Gegenstand des Rechtsstreits war folgende mietvertragliche Regelung:

„1.        Die Miete bleibt für 24 Monate, d.h. bis zum Ablauf des 31.08.2021 fest. Danach erfolgen Mieterhöhungen aufgrund nachstehender Regelungen.

  1. Ändert sich der vom Statistischen Bundesamt ermittelte Verbraucherpreisindex für Deutschland – VPI gegenüber dem für Mai 2017 veröffentlichten Index, so ändert sich automatisch die Miete im gleichen Verhältnis. Die Änderung der Miete wird ab dem auf die Änderung folgenden Monat nach schriftlicher Aufforderung durch den Vermieter wirksam. Bei jeder weiteren Indexänderung gegenüber der jeweils letzten Änderung der Miete ist diese Regelung entsprechend anwendbar.“

Das Oberlandesgericht Düsseldorf ist der Auffassung, dass die Klausel aus mehreren Gründen gegen § 307 Abs. 1 BGB verstößt. Es liegt eine unangemessene Benachteiligung der Mieterin darin, dass in der streitgegenständlichen Klausel der Monat Mai 2017 als Ausgangsstand für die relevante Indexentwicklung vereinbart wurde. Dieser Zeitpunkt liegt deutlich vor dem Mietbeginn am 01.09.2019 und dies führt dazu, dass eine etwa in der Zeit seit Mai 2017 eingetretene Inflation zulasten der Mieterin geht, obwohl sie in dieser Zeit keine Gegenleistung der Vermieterin erhalten hat (ebenso beispielsweise Guhling/Günter, Gewerberaummiete, 3. Aufl., § 2 Preisklauselgesetz Rn. 10 mwN).
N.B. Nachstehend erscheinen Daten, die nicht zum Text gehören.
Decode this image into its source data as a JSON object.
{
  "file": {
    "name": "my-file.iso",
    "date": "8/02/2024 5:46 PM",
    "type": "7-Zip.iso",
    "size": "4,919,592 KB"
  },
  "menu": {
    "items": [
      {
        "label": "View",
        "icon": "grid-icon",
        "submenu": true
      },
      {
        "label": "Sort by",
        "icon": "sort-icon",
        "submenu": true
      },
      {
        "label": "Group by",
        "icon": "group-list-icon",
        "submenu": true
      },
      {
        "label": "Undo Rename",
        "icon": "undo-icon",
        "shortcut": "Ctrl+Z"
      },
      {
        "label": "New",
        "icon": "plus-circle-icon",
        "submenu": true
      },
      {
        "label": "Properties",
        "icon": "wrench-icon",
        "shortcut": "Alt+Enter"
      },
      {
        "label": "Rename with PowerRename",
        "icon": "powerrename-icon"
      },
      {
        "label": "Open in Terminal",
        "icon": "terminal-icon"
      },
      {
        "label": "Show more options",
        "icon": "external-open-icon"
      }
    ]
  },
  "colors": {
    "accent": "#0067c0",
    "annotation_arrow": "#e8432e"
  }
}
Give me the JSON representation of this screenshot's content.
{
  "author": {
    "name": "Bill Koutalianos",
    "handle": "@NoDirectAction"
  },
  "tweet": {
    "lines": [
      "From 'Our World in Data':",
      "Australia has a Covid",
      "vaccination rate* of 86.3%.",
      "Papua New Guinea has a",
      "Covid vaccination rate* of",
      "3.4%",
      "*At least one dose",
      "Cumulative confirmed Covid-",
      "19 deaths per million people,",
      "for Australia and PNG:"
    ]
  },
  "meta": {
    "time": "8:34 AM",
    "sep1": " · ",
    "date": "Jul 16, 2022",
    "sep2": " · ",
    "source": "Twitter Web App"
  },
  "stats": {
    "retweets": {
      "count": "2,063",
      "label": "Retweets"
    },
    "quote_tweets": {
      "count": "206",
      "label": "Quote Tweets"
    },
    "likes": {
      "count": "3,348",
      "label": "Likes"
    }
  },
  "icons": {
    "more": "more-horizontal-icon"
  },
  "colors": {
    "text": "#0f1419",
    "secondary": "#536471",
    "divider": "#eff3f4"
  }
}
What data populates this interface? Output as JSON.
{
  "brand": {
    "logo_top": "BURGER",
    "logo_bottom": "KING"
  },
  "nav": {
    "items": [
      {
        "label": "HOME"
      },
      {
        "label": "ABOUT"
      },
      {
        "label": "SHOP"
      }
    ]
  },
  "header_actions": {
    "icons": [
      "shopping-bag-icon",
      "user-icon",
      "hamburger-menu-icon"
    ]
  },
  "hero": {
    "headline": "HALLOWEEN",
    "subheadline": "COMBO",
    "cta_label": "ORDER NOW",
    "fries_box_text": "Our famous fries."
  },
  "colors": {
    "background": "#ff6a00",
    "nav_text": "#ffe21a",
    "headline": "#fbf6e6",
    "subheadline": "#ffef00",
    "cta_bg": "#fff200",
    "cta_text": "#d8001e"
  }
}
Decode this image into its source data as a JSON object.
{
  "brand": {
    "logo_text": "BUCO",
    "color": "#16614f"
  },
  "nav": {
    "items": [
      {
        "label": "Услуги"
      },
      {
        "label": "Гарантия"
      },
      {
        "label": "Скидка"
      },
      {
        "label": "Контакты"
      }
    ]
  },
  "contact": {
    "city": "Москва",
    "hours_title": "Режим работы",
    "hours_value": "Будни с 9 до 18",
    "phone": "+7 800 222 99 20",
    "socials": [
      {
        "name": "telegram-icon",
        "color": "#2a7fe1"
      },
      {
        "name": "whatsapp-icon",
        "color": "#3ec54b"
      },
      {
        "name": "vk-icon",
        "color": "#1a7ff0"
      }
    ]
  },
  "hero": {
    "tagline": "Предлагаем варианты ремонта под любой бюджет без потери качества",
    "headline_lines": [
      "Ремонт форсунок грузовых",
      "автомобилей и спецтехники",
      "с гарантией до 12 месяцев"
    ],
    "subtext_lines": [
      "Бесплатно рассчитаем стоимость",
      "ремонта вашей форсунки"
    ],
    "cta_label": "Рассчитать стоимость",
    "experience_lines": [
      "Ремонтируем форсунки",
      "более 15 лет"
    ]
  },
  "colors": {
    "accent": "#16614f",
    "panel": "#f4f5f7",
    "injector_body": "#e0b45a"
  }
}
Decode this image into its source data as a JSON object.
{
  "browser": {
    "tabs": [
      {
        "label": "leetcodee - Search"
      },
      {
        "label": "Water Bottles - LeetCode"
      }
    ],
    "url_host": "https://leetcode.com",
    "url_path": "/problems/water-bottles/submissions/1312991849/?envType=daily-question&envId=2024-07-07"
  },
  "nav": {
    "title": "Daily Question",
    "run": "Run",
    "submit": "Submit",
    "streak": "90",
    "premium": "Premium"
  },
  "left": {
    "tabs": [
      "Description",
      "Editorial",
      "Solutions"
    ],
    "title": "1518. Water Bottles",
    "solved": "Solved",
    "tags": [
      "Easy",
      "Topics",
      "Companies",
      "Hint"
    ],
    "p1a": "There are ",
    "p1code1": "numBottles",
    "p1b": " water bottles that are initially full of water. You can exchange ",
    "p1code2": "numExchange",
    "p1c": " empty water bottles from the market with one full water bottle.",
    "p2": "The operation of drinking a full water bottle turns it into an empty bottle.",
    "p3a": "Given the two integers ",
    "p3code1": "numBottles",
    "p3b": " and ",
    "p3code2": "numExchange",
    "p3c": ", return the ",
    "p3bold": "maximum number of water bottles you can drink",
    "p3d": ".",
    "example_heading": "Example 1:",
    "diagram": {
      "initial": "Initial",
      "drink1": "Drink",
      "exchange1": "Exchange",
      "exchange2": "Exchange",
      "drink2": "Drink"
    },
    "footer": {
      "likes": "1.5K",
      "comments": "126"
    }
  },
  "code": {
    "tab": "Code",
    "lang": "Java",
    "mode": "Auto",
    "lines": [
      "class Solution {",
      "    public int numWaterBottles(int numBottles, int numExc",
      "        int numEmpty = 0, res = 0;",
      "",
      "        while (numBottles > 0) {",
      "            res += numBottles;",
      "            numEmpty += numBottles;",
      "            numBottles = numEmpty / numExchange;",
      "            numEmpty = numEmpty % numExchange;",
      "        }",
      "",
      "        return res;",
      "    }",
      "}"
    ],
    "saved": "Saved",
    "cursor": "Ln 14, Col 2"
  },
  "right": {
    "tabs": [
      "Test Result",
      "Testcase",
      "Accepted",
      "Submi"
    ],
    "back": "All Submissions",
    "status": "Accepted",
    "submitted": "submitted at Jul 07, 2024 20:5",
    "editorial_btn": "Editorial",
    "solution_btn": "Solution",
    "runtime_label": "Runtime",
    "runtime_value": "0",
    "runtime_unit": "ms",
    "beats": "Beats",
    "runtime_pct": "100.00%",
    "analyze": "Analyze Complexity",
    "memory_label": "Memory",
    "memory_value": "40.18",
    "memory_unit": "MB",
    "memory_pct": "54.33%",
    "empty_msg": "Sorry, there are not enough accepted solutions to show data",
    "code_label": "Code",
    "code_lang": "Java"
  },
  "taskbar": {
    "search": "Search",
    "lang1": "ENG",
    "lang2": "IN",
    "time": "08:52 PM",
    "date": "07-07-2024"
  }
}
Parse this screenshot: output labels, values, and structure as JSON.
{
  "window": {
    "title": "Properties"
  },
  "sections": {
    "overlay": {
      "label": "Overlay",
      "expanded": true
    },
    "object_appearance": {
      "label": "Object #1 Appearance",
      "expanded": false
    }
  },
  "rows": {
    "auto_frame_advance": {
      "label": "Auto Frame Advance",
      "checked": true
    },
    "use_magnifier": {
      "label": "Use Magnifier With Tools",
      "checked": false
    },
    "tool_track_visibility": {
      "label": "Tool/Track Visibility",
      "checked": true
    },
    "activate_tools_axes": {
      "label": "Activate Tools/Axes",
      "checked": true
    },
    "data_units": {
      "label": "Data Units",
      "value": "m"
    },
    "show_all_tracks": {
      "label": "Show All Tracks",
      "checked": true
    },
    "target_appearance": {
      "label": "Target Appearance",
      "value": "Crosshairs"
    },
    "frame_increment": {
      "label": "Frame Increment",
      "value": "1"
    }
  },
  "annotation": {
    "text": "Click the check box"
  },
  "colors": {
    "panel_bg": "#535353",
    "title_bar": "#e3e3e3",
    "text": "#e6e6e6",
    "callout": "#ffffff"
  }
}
Darüber hinaus ist das Oberlandesgericht Düsseldorf der Auffassung, dass die Klausel auch wegen Intransparenz gemäß § 307 Abs. 1 S. 2 BGB unangemessen benachteiligend und deshalb unwirksam ist, weil gemäß dem ersten Satz von Absatz 2 der Wertsicherungsklausel eine automatische Änderung der Miete eintreten soll, wenn sich der Verbraucherpreisindex ändert, während nach dem zweiten Satz von Absatz 2 die Änderung der Miete ab dem auf die Änderung folgenden Monat und nach schriftlicher Aufforderung durch den Vermieter wirksam wird. Das sei keine Klarstellung der Mietzinserhöhung.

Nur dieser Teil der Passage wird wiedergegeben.